Republicans will hold their national convention in Cleveland this week. Will its location help the GOP win Ohio, a crucial Rust Belt swing state?

That’s part of the quadrennial political calculus for both parties, after all. When Republican and Democratic leaders pick convention sites, electoral concerns play a big role.

This year’s conventions are in Ohio and Pennsylvania. In 2012, they were in Florida (Republican) and North Carolina (Democrat). In 2008, they were in Minnesota (R) and Colorado (D).

Those are all swing states, though some more so than others. In the 2012 election, each was decided by eight percentage points or less. As for this year’s convention states, President Obama carried Ohio over Mitt Romney by three points. He won Pennsylvania by about two.

The theory regarding conventions is that they’ll generate extra local press coverage and goodwill. Dollars will flow to local businesses. These dynamics will then produce a bit of a partisan edge in places where marginal gains can make all the difference in the world.

That’s the theory anyway. The bad news is that under scrutiny it probably doesn’t hold up.

Looking at state-by-state presidential election results back to 1980, it appears that convention states produced a bit of a bump over previous results for convention nominees, according to data crunched by University of Denver political scientist Seth Masket. But the bump is less than one percentage point and within the margin of error. That means it’s likely not significant.

“If convention location yielded benefits for its guest party, we would expect to see positive numbers for both parties across most years; regardless of how they did nationally, the parties should do a bit better in the states that hosted their conventions. But that’s not what we see,” writes Mr. Masket in Pacific Standard Magazine.

Other political scientists who have looked at this question have come to roughly similar conclusions.

Given that, why hold conventions in swing states? Why should the parties even bother to scatter conventions in different locations across the country every four years? It’s true the cities in question welcome the conventions with open arms, seeing dollar signs in the air. But in the end they often struggle with security costs and downtown disruption. Some attendees end up in hotel rooms that are hours away.

Maybe the US should establish a single convention location. It might be a big city with lots of hotels and convention experience (Viva Las Vegas!). It could be a secure site at a military base or some other government installation where protection against protesters or terrorism wouldn’t be a problem (finally, an unclassified use for Area 51).

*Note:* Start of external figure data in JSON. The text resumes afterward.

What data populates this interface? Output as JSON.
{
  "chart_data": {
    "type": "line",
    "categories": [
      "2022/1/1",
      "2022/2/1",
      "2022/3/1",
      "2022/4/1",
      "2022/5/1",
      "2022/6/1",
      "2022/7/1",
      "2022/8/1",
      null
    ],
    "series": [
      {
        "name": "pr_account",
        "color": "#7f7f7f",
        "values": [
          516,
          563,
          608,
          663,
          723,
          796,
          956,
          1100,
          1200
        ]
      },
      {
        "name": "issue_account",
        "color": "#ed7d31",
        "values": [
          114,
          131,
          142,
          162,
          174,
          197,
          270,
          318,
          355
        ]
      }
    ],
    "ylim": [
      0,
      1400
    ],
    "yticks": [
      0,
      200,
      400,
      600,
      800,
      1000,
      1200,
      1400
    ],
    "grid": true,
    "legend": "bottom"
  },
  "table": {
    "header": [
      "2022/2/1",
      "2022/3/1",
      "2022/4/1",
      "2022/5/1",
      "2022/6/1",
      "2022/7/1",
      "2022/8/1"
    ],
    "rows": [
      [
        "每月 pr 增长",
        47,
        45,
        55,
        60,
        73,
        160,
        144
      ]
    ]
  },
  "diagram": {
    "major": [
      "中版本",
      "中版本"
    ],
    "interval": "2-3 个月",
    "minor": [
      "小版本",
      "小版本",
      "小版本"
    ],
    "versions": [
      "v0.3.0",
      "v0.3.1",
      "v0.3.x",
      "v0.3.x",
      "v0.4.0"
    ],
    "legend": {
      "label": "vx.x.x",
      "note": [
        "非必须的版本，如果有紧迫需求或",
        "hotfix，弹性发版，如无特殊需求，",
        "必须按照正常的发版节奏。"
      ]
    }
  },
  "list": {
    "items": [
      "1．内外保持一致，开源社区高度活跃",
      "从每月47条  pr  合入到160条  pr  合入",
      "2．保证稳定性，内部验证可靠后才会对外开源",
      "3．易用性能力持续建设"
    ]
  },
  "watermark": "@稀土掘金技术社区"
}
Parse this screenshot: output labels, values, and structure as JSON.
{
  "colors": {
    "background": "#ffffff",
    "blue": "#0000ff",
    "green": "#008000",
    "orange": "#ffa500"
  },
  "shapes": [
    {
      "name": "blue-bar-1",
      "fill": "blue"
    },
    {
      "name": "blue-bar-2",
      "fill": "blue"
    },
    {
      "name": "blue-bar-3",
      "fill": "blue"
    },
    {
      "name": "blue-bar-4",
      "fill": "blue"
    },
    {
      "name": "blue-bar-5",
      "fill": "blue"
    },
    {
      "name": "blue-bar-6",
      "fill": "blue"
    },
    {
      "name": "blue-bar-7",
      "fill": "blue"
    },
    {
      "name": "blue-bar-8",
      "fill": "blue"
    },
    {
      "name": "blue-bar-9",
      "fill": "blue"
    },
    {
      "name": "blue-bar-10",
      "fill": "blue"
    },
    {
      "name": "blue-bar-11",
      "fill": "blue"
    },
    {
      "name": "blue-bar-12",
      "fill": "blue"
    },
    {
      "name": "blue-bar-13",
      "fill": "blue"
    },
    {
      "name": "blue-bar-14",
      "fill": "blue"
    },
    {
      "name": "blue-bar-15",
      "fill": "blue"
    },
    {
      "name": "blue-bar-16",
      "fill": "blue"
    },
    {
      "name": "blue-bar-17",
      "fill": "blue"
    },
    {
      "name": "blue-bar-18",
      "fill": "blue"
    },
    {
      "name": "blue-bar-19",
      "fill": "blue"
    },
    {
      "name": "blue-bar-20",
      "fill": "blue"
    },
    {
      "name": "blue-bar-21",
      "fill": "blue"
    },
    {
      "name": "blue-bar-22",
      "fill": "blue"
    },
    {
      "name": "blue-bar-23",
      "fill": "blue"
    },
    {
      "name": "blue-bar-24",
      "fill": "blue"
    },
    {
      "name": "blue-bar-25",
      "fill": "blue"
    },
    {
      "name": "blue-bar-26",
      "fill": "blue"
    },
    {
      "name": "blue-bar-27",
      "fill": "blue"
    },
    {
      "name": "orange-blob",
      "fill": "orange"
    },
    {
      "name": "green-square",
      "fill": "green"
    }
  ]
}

Our idea: a theme park. Build it near Orlando to make use of the existing travel infrastructure. It could host tourists in between conventions to teach civics via rides that mimic a bill’s passage through Congress, say, or animatronic recreations of the Constitutional Convention.

Boring? Maybe – but trust us, parents with kids will drag them anywhere there’s a snack bar and a modicum of entertainment. So it wouldn’t be the Wizarding World of Harry Potter. The Washington World of Harry Truman might do OK nonetheless.